Originally the land and people occupying the southern portion of the Babylonian alluvial plain, the rich delta area of the Tigris and Euphrates rivers. At one time these rivers may have emptied into the Persian Gulf separately, the cities of Eridu and Ur being seaports. But over the years the river silts may have gradually filled in the bay, pushing the coastline to the SE and allowing the Tigris and Euphrates to join together before emptying into the sea. In early times the region's most important city was Ur, the hometown of Abraham, from which he and his family departed at God's command before 1943 B.C.E. As the influence of the Chaldeans spread northward, the whole territory of Babylonia became known as "the land of the Chaldeans." Isaiah in his prophecies anticipated this Chaldean rise to power and their subsequent fall. (Isa 13:19; 23:13; 47:1, 5; 48:14, 20) Particularly was this domination manifest during the seventh and sixth centuries B.C.E. when Nabopolassar, a native of Chaldea, and his successors, Nebuchadnezzar II, Evil-merodach (Awil-Marduk), Neriglissar, Labashi-Marduk, Nabonidus, and Belshazzar, ruled the Third World Power, Babylon. (2Ki 24:1, 2; 2Ch 36:17; Ezr 5:12; Jer 21:4, 9; 25:12; 32:4; 43:3; 50:1; Eze 1:3; Hab 1:6) That dynasty came to its end when "Belshazzar the Chaldean king was killed." (Da 5:30) Darius the Mede was "made king over the kingdom of the Chaldeans."-Da 9:1;

From early times the Chaldeans were noted for their knowledge of mathematics and astronomy. In the days of Daniel a special cult of prognosticators who considered themselves skilled in the so-called science of divination were called Chaldeans.-Da 2:2, 5, 10; 4:7; 5:7, 11.

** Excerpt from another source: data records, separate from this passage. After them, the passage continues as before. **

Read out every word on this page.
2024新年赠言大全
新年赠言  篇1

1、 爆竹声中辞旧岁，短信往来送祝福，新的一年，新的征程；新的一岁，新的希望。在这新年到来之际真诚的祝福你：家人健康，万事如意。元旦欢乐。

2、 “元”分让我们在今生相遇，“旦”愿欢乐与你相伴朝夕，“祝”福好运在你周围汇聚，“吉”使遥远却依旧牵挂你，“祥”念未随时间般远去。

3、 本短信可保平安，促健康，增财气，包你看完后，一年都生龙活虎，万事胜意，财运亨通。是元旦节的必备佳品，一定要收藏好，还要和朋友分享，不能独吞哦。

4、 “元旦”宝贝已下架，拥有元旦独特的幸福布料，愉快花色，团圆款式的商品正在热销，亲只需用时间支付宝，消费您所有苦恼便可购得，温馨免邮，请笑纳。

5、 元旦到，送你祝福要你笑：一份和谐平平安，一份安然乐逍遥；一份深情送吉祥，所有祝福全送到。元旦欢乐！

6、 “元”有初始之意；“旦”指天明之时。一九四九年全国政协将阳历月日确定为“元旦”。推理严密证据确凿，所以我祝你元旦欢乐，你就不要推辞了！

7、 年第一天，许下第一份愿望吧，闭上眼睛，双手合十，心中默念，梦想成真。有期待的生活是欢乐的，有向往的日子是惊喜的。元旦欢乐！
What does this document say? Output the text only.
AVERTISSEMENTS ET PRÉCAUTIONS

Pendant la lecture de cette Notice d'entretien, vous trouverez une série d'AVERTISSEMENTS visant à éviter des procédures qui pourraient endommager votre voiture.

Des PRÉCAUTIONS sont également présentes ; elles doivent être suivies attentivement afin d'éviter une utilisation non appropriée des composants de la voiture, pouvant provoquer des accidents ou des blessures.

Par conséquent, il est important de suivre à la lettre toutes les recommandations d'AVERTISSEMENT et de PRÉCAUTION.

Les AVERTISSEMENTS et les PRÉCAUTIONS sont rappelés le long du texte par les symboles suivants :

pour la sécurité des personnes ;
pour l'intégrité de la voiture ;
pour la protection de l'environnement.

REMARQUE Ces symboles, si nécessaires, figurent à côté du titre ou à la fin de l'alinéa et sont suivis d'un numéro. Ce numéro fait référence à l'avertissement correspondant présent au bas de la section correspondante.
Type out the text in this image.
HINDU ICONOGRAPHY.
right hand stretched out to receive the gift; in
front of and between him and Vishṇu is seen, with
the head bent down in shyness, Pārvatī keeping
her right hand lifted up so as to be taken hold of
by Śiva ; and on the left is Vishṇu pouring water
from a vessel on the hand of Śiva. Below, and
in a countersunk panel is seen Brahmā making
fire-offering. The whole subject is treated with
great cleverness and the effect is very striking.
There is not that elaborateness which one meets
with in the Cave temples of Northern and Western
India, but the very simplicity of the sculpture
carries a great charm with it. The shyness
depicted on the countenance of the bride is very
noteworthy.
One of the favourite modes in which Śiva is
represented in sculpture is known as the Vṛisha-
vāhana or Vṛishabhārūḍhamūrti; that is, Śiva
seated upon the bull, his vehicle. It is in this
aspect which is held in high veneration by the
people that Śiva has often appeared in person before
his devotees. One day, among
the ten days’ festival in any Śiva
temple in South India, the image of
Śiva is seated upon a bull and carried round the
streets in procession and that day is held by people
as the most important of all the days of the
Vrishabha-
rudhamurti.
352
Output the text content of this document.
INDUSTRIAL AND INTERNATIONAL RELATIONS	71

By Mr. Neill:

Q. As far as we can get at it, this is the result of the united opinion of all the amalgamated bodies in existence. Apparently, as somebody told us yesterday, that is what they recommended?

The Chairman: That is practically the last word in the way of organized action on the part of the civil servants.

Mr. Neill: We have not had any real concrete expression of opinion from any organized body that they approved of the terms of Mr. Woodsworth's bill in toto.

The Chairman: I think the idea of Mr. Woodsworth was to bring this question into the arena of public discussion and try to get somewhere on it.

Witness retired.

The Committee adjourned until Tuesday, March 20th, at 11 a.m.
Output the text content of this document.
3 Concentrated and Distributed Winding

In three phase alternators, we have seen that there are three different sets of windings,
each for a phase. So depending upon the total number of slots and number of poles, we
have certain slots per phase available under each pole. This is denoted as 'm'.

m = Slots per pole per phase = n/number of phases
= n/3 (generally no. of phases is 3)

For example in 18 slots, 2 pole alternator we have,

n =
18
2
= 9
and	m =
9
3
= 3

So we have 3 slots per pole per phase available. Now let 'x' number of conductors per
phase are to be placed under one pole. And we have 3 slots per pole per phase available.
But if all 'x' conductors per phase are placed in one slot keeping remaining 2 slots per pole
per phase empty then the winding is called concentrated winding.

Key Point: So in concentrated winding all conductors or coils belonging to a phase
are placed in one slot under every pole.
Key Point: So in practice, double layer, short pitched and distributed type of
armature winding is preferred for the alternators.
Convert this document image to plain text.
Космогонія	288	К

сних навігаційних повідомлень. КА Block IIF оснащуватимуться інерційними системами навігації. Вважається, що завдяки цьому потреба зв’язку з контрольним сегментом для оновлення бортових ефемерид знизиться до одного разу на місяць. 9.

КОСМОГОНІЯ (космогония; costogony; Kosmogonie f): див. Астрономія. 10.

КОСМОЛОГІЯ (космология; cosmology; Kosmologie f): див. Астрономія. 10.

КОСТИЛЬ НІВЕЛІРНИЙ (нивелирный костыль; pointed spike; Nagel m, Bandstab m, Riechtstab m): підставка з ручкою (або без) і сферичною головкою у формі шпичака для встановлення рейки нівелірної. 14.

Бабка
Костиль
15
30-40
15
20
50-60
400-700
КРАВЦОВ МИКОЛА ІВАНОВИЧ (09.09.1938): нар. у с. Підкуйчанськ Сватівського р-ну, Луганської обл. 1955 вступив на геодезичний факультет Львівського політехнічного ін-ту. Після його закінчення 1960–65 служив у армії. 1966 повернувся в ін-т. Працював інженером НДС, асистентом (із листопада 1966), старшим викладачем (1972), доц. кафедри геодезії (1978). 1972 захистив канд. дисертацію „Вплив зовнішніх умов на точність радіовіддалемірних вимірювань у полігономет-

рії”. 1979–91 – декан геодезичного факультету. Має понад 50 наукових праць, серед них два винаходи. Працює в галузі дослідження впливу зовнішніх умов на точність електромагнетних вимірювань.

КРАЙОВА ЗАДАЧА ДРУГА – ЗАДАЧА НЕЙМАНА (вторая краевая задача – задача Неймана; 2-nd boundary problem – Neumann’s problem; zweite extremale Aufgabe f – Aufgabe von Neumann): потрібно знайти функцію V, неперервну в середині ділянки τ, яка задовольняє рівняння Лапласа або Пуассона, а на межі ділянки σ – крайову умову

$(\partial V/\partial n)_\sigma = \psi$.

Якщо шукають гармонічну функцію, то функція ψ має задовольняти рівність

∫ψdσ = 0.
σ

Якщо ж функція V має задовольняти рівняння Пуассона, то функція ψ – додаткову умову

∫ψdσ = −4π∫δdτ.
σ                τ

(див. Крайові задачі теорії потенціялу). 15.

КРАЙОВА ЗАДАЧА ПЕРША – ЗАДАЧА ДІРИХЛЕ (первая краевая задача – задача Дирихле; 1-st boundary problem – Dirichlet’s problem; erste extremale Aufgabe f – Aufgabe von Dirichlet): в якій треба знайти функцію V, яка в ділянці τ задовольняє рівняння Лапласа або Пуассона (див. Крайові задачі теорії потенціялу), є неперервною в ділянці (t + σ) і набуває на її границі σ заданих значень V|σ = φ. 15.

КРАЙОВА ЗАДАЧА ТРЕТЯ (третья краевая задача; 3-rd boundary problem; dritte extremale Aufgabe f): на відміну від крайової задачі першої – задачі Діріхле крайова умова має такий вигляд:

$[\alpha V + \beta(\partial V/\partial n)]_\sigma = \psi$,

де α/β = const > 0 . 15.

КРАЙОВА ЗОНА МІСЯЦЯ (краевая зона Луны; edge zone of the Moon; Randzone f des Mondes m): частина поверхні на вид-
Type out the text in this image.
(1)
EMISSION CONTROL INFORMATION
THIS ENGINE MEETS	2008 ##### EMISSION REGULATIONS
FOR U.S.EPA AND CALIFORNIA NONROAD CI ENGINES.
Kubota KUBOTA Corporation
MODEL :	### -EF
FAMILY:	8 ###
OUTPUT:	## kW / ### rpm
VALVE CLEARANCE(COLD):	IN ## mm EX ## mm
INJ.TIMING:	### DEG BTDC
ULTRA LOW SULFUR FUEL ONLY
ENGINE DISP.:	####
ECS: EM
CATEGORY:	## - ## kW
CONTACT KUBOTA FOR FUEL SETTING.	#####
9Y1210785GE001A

What were the historical origins of Christendom's cross?

"Various objects, dating from periods long anterior to the Christian era, have been found, marked with crosses of different designs, in almost every part of the old world. India, Syria, Persia and Egypt have all yielded numberless examples . . . The use of the cross as a religious symbol in pre-Christian times and among non-Christian peoples may probably be regarded as almost universal, and in very many cases it was connected with some form of nature worship."-Encyclopædia Britannica (1946), Vol. 6, p. 753.

The shape of the [two-beamed cross] had its origin in ancient Chaldea, and was used as the symbol of the god Tammuz (being in the shape of the mystic Tau, the initial of his name) in that country and in adjacent lands, including Egypt. By the middle of the 3rd cent. A.D. the churches had either departed from, or had travestied, certain doctrines of the Christian faith. In order to increase the prestige of the apostate ecclesiastical system pagans were received into the churches apart from regeneration by faith, and were permitted largely to retain their pagan signs and symbols. Hence the Tau or T, in its most frequent form, with the cross-piece lowered, was adopted to stand for the cross of Christ."-An Expository Dictionary of New Testament Words (London, 1962), W. E. Vine, p. 256.